母虫不退反进,反手缠上那条触手,裂开的大嘴狠狠咬下,连牙带肉一同撕裂。那张嘴吐出牙齿,咀嚼紫红色的血肉,咽下後嘴角裂得更开。

        第二管理员举起缺了一角的触手在眼前端详,紫红色的皮肤变得更红,从触手到脑袋都在发抖。

        「贱人,竟敢伤我的指甲。」细小的黄眼睛怒视母虫。

        牠举起另一条生满獠牙的触手挥向对方,同样的招式母虫早有防备,只见柔软的躯体凹陷下去,犹如一滩果冻。

        手挥空的第二管理员怒气更盛,动用一半的触手舞得拳拳生风。

        母虫利用体型更小的优势,柔软的身躯伸缩自如,化解大半攻势,同时探出触手啃食、掰断暗纹触手上的利齿。

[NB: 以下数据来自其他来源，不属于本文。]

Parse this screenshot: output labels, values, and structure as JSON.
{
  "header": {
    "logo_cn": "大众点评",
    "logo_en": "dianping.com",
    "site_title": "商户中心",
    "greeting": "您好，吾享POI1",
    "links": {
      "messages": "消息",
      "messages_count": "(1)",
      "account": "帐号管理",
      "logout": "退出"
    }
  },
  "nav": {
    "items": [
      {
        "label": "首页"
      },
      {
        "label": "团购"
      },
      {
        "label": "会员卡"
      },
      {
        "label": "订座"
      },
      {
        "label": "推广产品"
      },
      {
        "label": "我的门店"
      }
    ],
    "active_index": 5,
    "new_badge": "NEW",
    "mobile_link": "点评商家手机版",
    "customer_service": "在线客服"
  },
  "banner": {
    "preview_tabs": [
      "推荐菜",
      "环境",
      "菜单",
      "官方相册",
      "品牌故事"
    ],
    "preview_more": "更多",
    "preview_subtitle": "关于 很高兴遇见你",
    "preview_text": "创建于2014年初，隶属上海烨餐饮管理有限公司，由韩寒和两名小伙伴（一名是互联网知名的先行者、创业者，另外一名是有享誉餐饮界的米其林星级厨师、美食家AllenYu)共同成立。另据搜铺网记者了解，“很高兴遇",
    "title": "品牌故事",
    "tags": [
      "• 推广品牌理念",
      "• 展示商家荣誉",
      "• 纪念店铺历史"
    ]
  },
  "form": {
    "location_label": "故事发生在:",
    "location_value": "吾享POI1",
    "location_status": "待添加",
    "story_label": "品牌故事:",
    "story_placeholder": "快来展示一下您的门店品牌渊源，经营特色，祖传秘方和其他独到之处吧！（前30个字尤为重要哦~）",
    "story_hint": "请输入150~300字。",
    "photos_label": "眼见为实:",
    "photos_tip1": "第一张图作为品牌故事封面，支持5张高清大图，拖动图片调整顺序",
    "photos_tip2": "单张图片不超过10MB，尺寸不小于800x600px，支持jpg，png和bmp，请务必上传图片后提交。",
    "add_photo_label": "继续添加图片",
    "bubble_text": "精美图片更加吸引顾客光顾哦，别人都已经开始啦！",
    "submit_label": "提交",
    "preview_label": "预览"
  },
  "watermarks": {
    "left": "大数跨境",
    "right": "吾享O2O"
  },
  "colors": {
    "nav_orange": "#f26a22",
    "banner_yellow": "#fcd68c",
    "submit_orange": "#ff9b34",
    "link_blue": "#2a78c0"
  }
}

        待在战场边缘的严柏看着眼前的魔幻场面,不知为何,彷佛瞧见两个泼妇互相扯发撕衣。

        经过数回交手过谁也没讨好,虽然母虫的伤势不断累积,但是透过进食第二管理员的触手撑了下来。

        第二管理员粗暴的攻势里透着焦虑,细小的黄眼珠转向一旁,忽然抽手拍向严柏。

        母虫全身上下的嘴巴都发出了尖叫,牠着急扑向严柏,防御露出了空隙,三条獠牙横生的触手趁机重重砸向牠,绿色血液瞬间喷涌而出。